Do you need to involve yourself in your employees' social network sites
Published 27 April 2012
The Industrial Tribunal in Northern Ireland recently considered whether an employer acted fairly in dismissing an employee who posted vulgar sexual comments about a female colleague on their Facebook page. The employer was named.
The Tribunal found that the dismissal was fair, on the grounds that the comments gave rise to harassment of a colleague, and warranted a breach of their dignity at work policy. The policy stated that harassment could occur outside work.
The Tribunal rejected the employee's argument that the comments were protected under the European Convention on Human Rights, in regard to the right to privacy, belief or freedom of expression.

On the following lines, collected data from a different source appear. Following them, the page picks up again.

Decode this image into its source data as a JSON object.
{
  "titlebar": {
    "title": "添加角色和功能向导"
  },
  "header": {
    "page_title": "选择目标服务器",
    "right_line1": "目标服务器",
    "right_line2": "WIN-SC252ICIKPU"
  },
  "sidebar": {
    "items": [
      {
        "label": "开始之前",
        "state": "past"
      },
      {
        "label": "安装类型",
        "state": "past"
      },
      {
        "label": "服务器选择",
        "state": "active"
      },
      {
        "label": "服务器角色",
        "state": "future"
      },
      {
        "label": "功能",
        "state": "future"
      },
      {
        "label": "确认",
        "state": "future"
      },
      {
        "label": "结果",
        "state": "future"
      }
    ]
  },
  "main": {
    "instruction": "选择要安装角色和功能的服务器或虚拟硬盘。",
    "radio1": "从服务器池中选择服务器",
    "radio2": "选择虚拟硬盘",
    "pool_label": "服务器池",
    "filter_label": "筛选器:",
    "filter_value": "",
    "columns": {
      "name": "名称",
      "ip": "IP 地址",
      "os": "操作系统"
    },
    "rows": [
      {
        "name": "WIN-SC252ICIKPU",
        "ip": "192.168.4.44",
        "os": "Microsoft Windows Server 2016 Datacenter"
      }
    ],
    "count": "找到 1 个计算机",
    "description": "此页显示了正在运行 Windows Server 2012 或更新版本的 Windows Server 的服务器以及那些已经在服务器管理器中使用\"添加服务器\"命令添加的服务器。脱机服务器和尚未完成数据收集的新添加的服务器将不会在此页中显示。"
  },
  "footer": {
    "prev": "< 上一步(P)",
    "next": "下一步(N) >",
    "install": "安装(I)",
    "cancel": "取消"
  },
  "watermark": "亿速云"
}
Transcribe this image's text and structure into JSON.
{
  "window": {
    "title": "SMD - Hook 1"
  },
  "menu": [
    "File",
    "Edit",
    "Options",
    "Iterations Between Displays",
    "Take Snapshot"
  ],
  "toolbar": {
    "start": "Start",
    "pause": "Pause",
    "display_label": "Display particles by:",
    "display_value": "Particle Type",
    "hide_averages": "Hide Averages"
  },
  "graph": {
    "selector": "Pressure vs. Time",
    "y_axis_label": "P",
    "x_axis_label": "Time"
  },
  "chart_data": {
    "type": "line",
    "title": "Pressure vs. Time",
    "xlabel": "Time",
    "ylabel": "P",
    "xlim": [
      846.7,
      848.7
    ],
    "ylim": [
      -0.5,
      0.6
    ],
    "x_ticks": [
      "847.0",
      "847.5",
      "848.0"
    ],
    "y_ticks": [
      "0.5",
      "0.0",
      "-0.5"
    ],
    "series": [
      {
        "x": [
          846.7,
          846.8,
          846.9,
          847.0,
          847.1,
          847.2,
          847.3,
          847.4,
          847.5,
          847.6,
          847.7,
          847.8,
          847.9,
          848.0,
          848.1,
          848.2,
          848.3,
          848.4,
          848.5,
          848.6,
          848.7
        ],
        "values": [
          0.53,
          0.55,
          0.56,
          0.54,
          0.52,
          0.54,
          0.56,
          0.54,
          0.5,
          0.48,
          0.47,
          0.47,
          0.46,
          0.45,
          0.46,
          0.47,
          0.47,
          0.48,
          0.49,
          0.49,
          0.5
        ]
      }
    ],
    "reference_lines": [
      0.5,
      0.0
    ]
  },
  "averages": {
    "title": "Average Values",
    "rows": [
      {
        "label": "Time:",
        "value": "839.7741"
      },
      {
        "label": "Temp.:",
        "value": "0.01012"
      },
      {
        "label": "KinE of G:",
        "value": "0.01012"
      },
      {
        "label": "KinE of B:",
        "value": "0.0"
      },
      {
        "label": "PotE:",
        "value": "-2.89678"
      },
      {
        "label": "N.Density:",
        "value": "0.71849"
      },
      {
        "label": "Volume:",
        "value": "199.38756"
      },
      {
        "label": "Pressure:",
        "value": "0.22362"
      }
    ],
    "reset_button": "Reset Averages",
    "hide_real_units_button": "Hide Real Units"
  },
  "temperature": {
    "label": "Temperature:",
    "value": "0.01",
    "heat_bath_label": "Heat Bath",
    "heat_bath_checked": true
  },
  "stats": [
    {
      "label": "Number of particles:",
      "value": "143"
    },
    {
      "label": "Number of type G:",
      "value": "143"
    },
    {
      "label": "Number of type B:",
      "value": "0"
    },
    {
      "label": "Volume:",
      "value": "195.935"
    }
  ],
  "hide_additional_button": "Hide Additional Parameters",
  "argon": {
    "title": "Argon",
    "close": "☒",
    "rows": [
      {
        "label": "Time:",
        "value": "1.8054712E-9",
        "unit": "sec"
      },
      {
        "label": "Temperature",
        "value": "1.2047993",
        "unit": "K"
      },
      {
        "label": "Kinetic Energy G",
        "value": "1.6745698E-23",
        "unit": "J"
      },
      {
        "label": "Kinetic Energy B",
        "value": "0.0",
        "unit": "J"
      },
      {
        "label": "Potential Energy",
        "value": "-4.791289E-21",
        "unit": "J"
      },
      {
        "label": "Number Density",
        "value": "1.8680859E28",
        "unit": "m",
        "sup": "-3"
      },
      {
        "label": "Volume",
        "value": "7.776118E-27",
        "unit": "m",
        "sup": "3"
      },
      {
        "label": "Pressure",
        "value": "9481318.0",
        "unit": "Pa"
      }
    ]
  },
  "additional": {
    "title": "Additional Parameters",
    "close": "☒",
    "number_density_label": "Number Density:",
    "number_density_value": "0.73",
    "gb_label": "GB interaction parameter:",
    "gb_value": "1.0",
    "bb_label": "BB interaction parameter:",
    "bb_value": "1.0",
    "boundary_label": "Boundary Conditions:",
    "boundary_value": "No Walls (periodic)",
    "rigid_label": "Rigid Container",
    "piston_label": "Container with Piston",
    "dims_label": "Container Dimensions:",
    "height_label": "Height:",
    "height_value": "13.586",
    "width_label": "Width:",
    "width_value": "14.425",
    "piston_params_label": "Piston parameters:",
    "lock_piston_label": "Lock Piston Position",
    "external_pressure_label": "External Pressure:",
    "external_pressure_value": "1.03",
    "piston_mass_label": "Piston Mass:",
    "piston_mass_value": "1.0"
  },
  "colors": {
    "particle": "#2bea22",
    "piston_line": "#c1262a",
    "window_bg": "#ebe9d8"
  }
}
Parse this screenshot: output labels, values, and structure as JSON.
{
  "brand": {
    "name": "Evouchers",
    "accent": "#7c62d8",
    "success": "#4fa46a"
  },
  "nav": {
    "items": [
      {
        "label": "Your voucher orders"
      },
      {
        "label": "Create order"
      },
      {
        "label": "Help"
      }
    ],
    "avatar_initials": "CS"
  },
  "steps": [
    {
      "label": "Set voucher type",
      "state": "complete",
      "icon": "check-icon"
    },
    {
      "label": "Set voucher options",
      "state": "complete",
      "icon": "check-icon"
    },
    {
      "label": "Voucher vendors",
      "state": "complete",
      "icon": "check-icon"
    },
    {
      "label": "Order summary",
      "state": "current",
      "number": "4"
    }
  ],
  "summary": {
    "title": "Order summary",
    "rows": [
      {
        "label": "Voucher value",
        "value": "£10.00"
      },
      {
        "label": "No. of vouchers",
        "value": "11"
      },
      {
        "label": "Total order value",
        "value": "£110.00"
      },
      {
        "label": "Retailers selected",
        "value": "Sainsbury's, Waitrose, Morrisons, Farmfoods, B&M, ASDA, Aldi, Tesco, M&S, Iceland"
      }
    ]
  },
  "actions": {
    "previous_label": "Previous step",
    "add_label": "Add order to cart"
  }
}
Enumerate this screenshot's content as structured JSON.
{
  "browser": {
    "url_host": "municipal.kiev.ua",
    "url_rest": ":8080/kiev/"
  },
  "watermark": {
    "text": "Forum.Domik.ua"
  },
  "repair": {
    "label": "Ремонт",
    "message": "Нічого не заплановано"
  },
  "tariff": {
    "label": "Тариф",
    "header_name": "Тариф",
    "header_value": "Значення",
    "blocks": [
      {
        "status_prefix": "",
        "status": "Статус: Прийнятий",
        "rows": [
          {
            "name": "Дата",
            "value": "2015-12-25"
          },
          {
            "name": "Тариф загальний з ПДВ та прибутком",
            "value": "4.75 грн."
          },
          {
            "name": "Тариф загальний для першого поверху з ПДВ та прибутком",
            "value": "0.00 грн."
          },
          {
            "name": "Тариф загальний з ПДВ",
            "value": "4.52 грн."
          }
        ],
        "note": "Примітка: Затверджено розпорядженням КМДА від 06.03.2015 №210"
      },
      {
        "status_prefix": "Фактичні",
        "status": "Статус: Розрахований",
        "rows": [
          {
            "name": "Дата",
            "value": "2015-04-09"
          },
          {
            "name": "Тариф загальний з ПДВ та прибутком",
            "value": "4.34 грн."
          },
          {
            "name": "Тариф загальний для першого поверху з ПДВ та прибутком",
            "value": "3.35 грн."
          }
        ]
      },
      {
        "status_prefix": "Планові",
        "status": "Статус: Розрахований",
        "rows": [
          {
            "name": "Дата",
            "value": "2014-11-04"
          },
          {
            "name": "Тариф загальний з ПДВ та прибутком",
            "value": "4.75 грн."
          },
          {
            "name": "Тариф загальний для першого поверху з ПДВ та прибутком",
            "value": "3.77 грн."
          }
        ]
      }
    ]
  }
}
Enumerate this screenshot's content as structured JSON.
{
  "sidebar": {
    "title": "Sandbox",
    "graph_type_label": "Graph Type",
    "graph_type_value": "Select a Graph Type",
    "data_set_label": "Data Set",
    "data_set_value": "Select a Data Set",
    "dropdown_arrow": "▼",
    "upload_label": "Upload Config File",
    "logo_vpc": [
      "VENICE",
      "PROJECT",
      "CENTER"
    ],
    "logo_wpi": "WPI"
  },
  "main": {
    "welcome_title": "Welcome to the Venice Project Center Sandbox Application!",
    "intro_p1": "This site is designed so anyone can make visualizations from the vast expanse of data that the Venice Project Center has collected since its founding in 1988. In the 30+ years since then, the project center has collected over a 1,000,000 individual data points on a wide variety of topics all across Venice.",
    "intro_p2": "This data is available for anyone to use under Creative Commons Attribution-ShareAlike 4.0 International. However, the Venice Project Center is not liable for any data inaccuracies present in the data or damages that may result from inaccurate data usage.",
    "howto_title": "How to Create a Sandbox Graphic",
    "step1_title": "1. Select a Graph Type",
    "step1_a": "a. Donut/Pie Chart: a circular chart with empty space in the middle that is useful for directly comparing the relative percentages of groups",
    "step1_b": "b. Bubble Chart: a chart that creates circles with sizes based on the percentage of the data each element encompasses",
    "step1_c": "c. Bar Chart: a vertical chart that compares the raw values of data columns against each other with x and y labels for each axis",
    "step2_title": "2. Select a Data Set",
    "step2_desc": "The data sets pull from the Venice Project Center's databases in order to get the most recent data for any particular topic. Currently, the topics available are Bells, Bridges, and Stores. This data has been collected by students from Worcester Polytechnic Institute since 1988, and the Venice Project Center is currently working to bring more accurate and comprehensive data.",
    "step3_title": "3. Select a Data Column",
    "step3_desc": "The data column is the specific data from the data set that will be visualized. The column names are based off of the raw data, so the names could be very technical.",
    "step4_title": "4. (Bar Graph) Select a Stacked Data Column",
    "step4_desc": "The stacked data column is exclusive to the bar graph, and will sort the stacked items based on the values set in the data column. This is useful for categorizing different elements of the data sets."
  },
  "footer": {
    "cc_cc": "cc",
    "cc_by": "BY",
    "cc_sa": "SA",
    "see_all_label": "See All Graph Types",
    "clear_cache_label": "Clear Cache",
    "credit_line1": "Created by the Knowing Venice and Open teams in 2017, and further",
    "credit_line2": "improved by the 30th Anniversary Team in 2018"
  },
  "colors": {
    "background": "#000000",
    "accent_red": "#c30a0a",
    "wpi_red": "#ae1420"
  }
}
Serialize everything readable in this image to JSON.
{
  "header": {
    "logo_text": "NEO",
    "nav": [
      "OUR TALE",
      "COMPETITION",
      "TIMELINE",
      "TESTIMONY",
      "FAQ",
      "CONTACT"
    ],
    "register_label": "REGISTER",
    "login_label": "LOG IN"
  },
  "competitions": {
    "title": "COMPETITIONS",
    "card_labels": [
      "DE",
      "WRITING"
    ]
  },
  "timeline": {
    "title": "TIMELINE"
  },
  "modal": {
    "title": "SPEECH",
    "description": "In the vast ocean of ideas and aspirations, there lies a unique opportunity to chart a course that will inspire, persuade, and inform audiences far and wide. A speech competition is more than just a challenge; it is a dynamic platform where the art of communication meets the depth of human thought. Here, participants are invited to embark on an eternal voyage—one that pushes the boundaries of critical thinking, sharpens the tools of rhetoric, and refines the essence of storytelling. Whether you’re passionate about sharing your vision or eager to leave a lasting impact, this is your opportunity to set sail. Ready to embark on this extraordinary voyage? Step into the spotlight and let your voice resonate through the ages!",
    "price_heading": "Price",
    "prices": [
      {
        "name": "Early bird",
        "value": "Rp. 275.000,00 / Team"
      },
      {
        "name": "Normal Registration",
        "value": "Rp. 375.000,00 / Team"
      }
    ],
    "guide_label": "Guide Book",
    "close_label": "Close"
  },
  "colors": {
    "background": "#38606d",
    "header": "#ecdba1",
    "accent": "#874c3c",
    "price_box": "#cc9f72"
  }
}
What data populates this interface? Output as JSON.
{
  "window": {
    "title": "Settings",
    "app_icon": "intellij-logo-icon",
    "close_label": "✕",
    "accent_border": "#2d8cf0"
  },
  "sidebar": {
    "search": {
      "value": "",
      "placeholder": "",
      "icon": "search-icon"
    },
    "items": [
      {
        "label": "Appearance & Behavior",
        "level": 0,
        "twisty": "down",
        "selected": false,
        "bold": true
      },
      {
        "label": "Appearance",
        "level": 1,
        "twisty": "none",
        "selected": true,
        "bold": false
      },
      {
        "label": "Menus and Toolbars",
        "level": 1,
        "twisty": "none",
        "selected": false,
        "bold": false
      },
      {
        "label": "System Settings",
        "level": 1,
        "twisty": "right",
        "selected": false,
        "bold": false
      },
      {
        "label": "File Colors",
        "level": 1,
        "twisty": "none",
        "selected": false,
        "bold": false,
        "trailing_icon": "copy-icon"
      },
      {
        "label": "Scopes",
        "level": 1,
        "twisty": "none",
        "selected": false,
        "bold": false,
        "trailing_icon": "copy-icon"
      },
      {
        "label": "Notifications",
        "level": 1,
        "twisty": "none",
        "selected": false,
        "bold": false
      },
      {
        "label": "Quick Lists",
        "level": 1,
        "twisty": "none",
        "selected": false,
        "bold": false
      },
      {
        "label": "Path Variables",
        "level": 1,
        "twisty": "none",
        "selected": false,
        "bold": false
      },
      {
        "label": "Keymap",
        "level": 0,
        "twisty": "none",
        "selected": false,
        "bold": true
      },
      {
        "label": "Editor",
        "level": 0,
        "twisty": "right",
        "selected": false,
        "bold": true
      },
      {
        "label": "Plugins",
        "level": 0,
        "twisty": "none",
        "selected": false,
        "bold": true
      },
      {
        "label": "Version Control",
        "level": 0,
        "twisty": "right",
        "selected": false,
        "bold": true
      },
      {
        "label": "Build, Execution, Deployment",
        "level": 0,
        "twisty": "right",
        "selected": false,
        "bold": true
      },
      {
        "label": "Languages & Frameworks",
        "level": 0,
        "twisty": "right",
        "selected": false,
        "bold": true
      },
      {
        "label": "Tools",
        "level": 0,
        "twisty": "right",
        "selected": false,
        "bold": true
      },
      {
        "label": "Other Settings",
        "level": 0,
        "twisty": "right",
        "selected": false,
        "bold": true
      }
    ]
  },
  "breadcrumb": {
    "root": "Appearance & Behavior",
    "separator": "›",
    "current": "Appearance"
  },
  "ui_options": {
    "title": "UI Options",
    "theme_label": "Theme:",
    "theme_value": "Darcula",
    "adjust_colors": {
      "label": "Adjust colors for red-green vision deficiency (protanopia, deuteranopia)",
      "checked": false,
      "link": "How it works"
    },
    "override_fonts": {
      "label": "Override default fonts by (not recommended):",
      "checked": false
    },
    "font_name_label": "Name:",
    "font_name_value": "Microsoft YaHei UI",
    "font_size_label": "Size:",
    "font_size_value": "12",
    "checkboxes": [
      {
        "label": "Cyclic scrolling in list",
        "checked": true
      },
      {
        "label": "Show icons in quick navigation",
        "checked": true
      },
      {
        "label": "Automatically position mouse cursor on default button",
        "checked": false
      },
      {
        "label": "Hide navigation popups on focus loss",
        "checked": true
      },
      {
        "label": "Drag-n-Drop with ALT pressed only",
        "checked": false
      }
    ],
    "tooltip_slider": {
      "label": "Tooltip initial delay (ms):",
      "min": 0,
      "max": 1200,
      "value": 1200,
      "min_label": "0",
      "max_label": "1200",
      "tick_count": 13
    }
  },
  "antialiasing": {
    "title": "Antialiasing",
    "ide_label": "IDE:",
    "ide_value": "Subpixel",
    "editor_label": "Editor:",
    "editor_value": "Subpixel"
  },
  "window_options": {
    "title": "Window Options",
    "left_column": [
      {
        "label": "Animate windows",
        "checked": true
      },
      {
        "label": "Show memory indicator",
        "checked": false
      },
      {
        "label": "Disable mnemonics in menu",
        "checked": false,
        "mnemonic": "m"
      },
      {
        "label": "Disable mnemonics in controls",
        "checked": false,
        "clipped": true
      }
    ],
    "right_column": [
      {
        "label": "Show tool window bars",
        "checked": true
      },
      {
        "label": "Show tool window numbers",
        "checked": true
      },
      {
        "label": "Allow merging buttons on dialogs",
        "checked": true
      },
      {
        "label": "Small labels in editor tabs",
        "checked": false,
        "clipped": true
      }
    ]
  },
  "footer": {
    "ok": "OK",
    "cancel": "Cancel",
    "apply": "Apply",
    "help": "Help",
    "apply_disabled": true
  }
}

Previous cases in this area have focussed upon the extent of an employer’s right to act against employees who make disparaging comments about the business on social networking sites. This case raises the more complex area of the extent to which employers are compelled to involve themselves in these matters, when they concern questions of harassment.
Many employers will recoil from the idea that they need to investigate grievances concerning postings on such sites outside work hours. However, it may be necessary to investigate, and in some cases act. Employers will want to ensure that they are addressing the appropriate matters, whilst avoiding a flood of internal grievances.
Such decisions can prove very difficult. It is necessary to consider the various rights of the alleged protagonist, including Human Rights concerning privacy and freedom of expression and belief, against the rights of the aggrieved employee. How an employer should act will depend not just on the comments made, but on the relative seniority of the individuals, past conduct, and how closely related the matter is to work.